Konu, geçmişinden bir nebze uzaklaşmak için yeni bir isim, yeni bir yuva ve yeni bir okula gelen Jude'un anlatımı ile başlıyor. Ancak kitap bize ilk sayfalarında neler yaşandığını söylemiyor, böylelikle perdesini yavaş yavaş aralayan bir gizem sahnesinin kurulmasına da yardımcı oluyor. Nastya hayatın gerçekleri ve talihsizlikleri suyundan bir yudum almış her genç gibi alaycı ve sivri mizaçlı bir karakter. Kitabın başlarında bu karakterin, her şey ile dalga geçerim çünkü her şeyden nefret ediyorum, gibi bir tavra hakim olması bana yirmi birinci yüzyıl gençlik romanlarının vazgeçilmezi olan bir karakter klişesini daha canlandıracağını düşündürtse de, sandığım gibi bir skeç oynanmadı. Zira kız, genellemeleri protesto edecek kadar farklı tutumuyla normallik durumunun arasından kolaylıkla sıyrılabilen bir karakter. Okula başladıktan sonra ise yeni bir hayatı yaşıyor olma şansının bilincinde olduğundan, insanlara, içinde barınan farklı kişiliklerinin arasından en korkutucu ve boynunda benden uzak durun, tabelası ile dolaşan kızı göstermekten çekinmiyor. Böylelikle de kolları açık halde bekleyen eski hataların koynuna bir daha düşmemek için kendi imkanıyla önlem almış oluyor. Ancak okulun ilk gününde Josh, bu kamuflajın altındaki kızı görebiliyormuş gibi gözlerle ilk defa ona bakınca Nastya'nın kafası karışacak, o bakışların altında sonsuza kadar korunmak mı yoksa kaçmak mı arasında kalan dürtülerine söz geçiremeyecek hale gelecekti. 





♪ ☼ ♪ ☼

''Galiba hep böyle paramparça olacağım. İstediğim zaman karıştırıp yerlerini değiştireceğim, nasıl bir kız olmam gerekiyorsa öyle olacağım. Aynı anda bir sürü insan birden olacağım ve hiçbiri tam anlamıyla ben olmayacak.''

♪ ☼ ♪ ☼





*Yorumum*

Bu kitap hakkında söyleyebilecek ve konuşacak çok şeyim var ancak ne zaman kitabın mükemmel üslubundan ve kurgusundan anlatmaya başlayacak olsam kelimelerin bunlar için yeterli olmadığını hissediyorum ve yazdıklarımın hepsini silmeye başlıyorum. Bu yüzden sadece şunu diyeceğim: bu kitap hakkında okuduğum tüm iyi yorumlar doğru, hatta daha fazlası onlardan. Birisinin önerisi ile başladım bu kitaba ve kitabı bitirdikten sonra bizzat teşekkür ettim ona. Böyle bir kitabı önerdiği için değil sadece, kendim hakkımda ve hayat hakkında daha önce görmediğim şeylere odaklanmamı sağlayan bir şeyi benimle paylaştığı için de. Sadece kitapta iki kısma takıldım biraz, ya da en azından daha farklı gelişmesini isteyeceğim durumlar oldu, bunları yazmaya karar verdim yalnızca; zira kitapta anlatmaya kelimelerin yeterliliğine erişebilecek tek kısmın bunlar olduğunu düşünüyorum.

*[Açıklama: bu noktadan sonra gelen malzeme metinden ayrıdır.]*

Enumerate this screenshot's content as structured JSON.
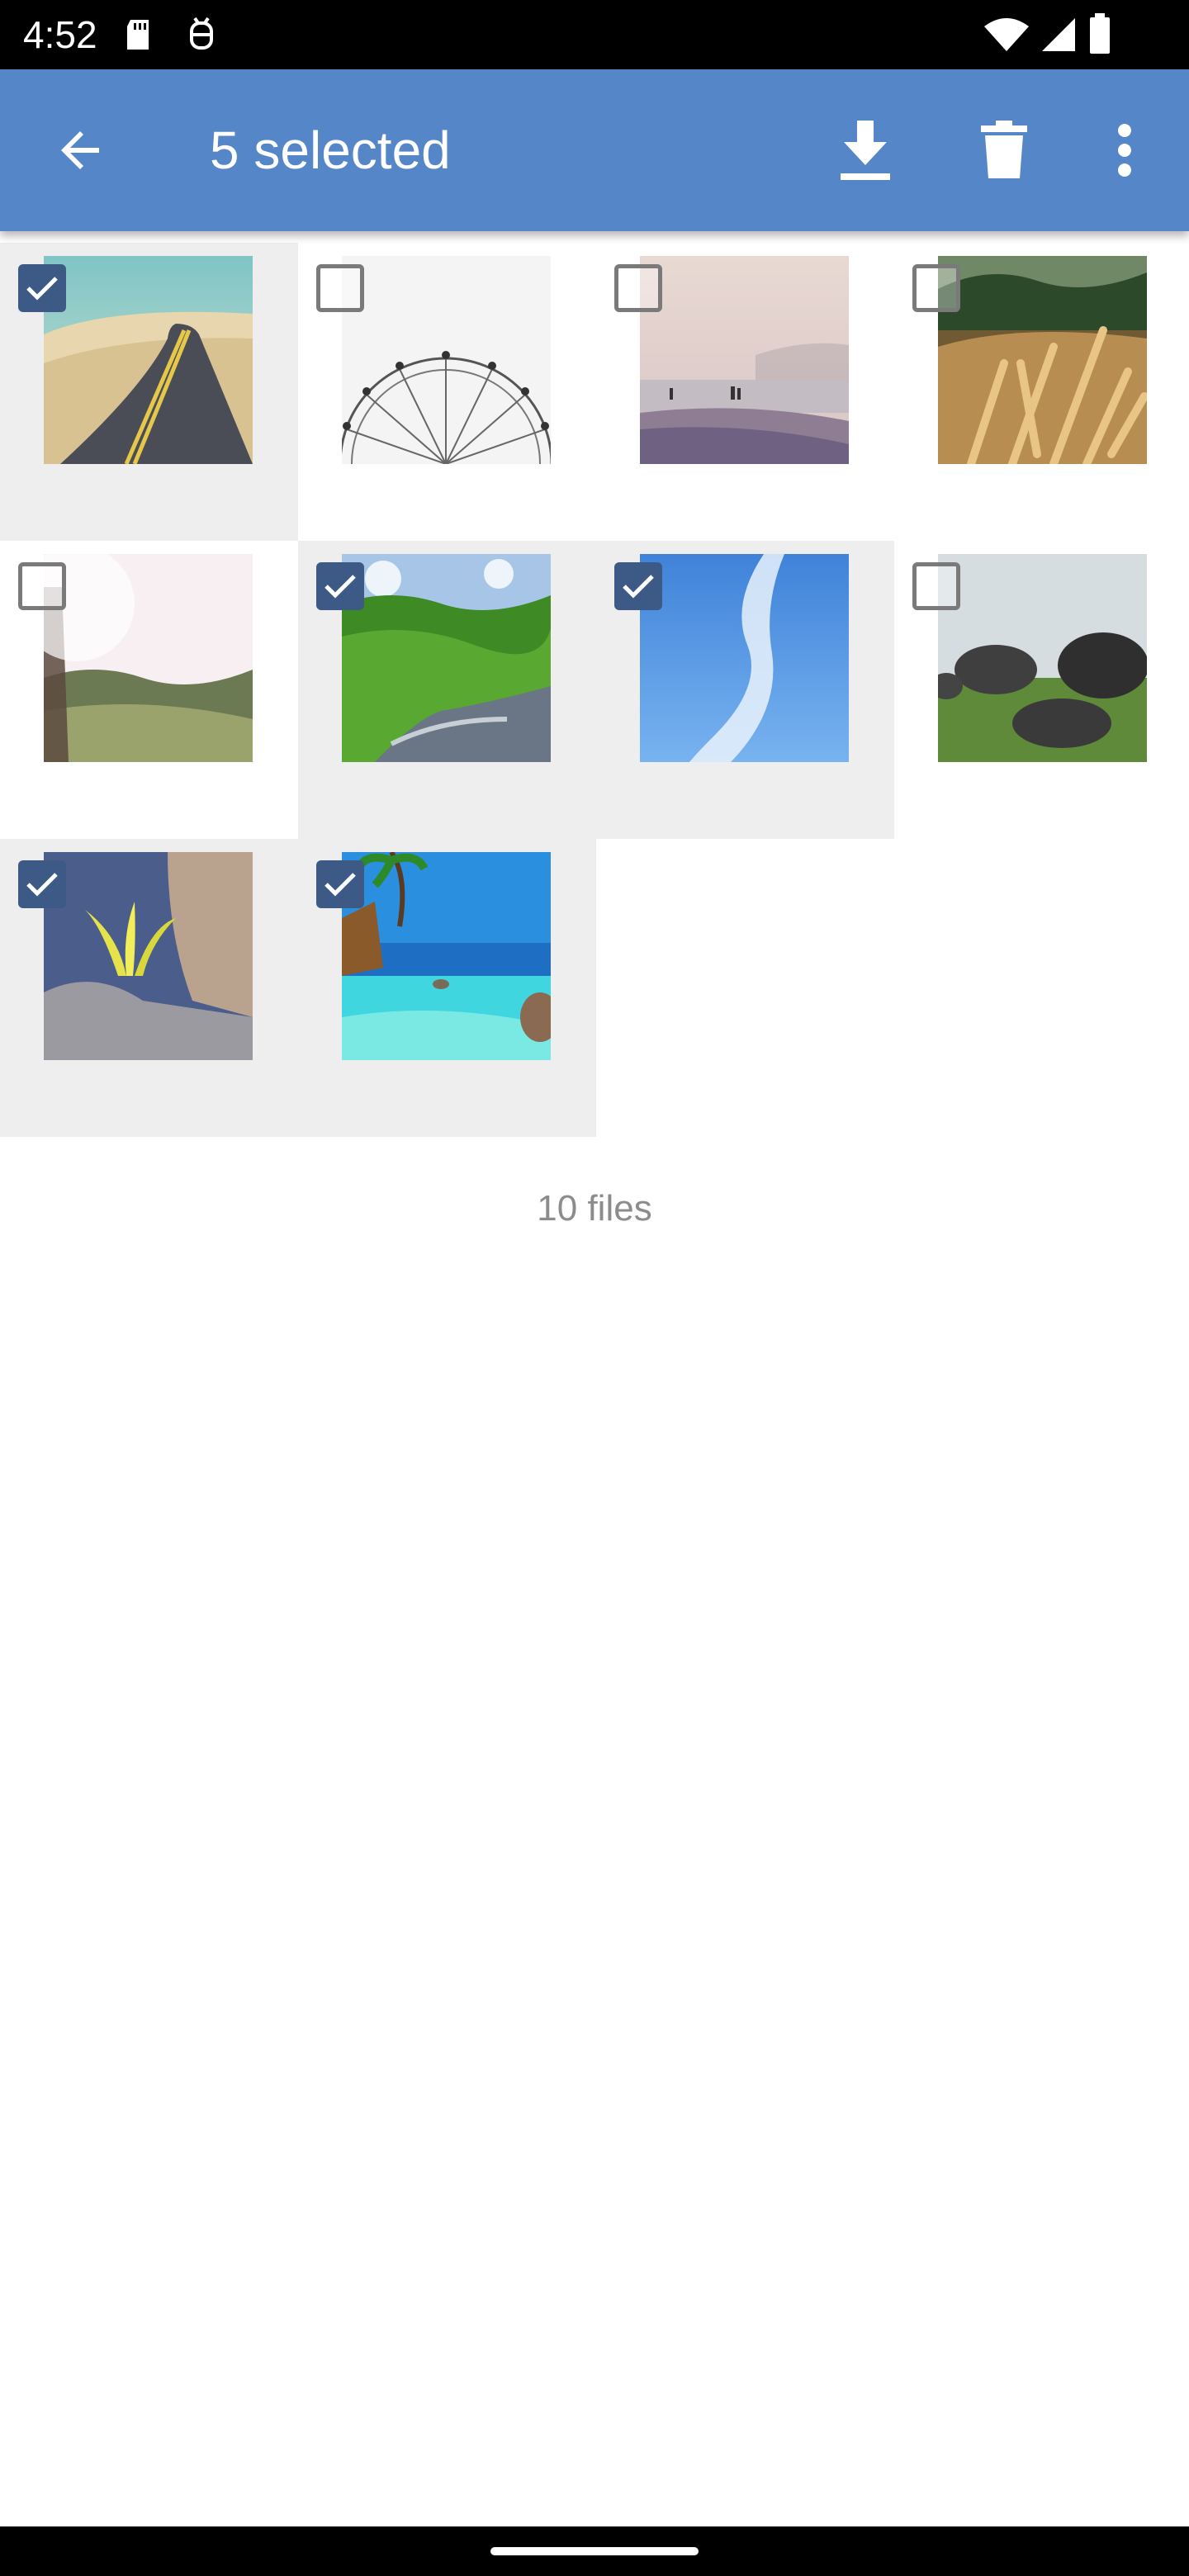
{
  "status_bar": {
    "time": "4:52"
  },
  "app_bar": {
    "title": "5 selected",
    "back_icon": "arrow-back-icon",
    "download_icon": "download-icon",
    "delete_icon": "trash-icon",
    "more_icon": "more-vert-icon",
    "background_color": "#5586c8"
  },
  "grid": {
    "items": [
      {
        "name": "road-photo",
        "selected": true
      },
      {
        "name": "ferris-wheel-photo",
        "selected": false
      },
      {
        "name": "beach-photo",
        "selected": false
      },
      {
        "name": "wheat-photo",
        "selected": false
      },
      {
        "name": "sunlight-photo",
        "selected": false
      },
      {
        "name": "forest-river-photo",
        "selected": true
      },
      {
        "name": "sky-cloud-photo",
        "selected": true
      },
      {
        "name": "rocks-photo",
        "selected": false
      },
      {
        "name": "plant-rock-photo",
        "selected": true
      },
      {
        "name": "tropical-pool-photo",
        "selected": true
      }
    ],
    "checked_color": "#3d5a86"
  },
  "footer": {
    "files_count": "10 files"
  }
}
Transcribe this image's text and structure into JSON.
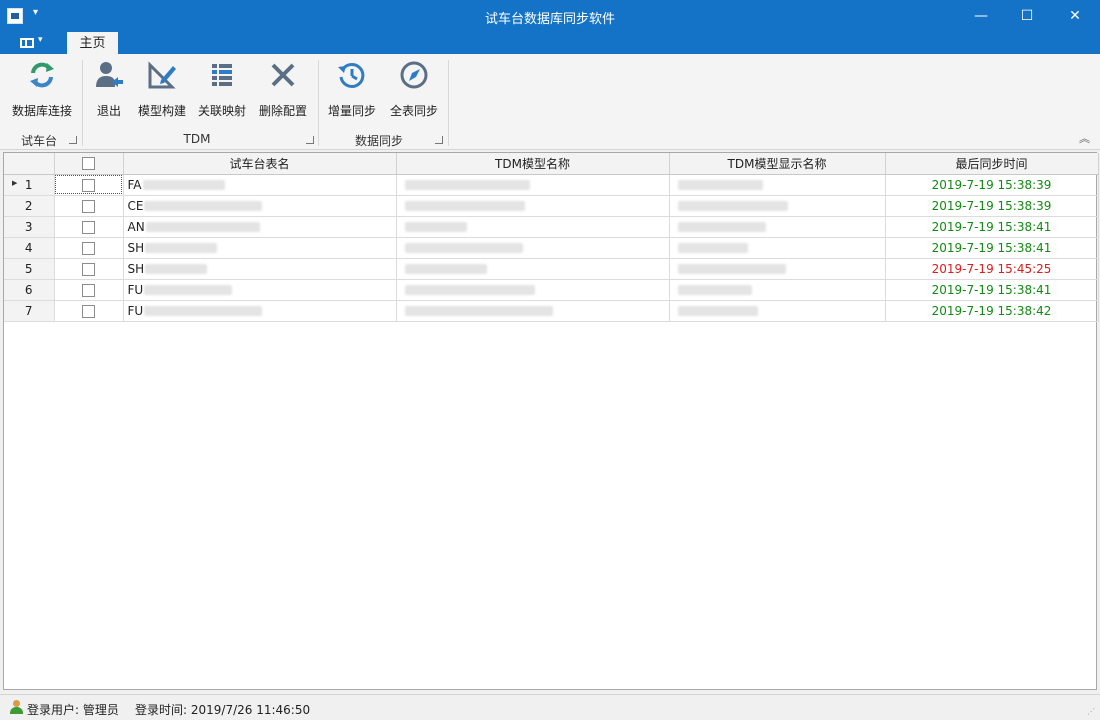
{
  "window": {
    "title": "试车台数据库同步软件",
    "min_glyph": "—",
    "max_glyph": "☐",
    "close_glyph": "✕"
  },
  "ribbon": {
    "tab_home": "主页",
    "groups": [
      {
        "label": "试车台",
        "buttons": [
          {
            "label": "数据库连接",
            "icon": "refresh-sync-icon"
          }
        ]
      },
      {
        "label": "TDM",
        "buttons": [
          {
            "label": "退出",
            "icon": "user-logout-icon"
          },
          {
            "label": "模型构建",
            "icon": "model-build-icon"
          },
          {
            "label": "关联映射",
            "icon": "list-mapping-icon"
          },
          {
            "label": "删除配置",
            "icon": "delete-x-icon"
          }
        ]
      },
      {
        "label": "数据同步",
        "buttons": [
          {
            "label": "增量同步",
            "icon": "history-clock-icon"
          },
          {
            "label": "全表同步",
            "icon": "compass-sync-icon"
          }
        ]
      }
    ]
  },
  "grid": {
    "columns": [
      "试车台表名",
      "TDM模型名称",
      "TDM模型显示名称",
      "最后同步时间"
    ],
    "rows": [
      {
        "num": "1",
        "name": "FA",
        "time": "2019-7-19 15:38:39",
        "status": "ok"
      },
      {
        "num": "2",
        "name": "CE",
        "time": "2019-7-19 15:38:39",
        "status": "ok"
      },
      {
        "num": "3",
        "name": "AN",
        "time": "2019-7-19 15:38:41",
        "status": "ok"
      },
      {
        "num": "4",
        "name": "SH",
        "time": "2019-7-19 15:38:41",
        "status": "ok"
      },
      {
        "num": "5",
        "name": "SH",
        "time": "2019-7-19 15:45:25",
        "status": "warn"
      },
      {
        "num": "6",
        "name": "FU",
        "time": "2019-7-19 15:38:41",
        "status": "ok"
      },
      {
        "num": "7",
        "name": "FU",
        "time": "2019-7-19 15:38:42",
        "status": "ok"
      }
    ],
    "status_colors": {
      "ok": "#128a12",
      "warn": "#e01c1c"
    }
  },
  "status": {
    "user": "登录用户: 管理员",
    "login_time": "登录时间: 2019/7/26 11:46:50"
  }
}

Kitabın arka kapağında da belirttiği gibi June, bir süre sonra konuşmaya başlıyor. Bunun kiminle ya da nasıl olduğu konusunda spoiler vermeyeceğim; ancak bu kadar uzun süre konuşmayıp da ilk defa konuşuyor olacağını bilmek, beklenti seviyesini arttıracak cinstendi. Ben bunun dozunu mu kaçırdım yoksa gerçekten sönük mü kaçmıştı o an bilemiyorum; ama en azından beynimin romantik şeyler barındıran bölümünün kapısına tıklatan sabırsız bir kız şikayet için geldiğinde daha farklı şeyler beklediğini söyledi ben yaşananları okurken, geri karşılık alamayınca da somurtarak küsüp gitti. Gerçi sonra işler tatlıya bağlanıyor çünkü kitaptan gelen samimilik kokan itiraflar sonucu o kızın gönlü de alınmış oluyor; ancak kitabı bitirdikten sonra geriye dönüp neler yaşandı diye baktığımda aklıma takılan şeylerden birisi olarak kalmasını da engelleyemiyor bu durum.

Bir diğeri ise kitapta kullanılan zaman ekleri oldu. Kitabın orjinalini okumadığımdan dolayı bunun çeviriden mi kaynaklandığını ya da yazarın kalemi mi böyle olduğu konusunda bir şey söyleyemeyeceğim; ancak bu, kitabı daha az sürükleyici kılmıştı sanki. Yanlış anlamayın, kitabın dili çok akıcı ve sade bu yüzden zorlanmadan okuyabiliyorsunuz. Ancak kitap sizi başka bir şeylerle uğraştırmayacak kadar etkisi altına da almıyor, yani istediğiniz zaman kitabı bir yere koyabiliyorsunuz -son kısımlar hariç-; ancak kitaba geri dönmenize olanacak verecek kadar da merak kırıntısı bırakıyor arkasından. Benim için öyleydi en azından. 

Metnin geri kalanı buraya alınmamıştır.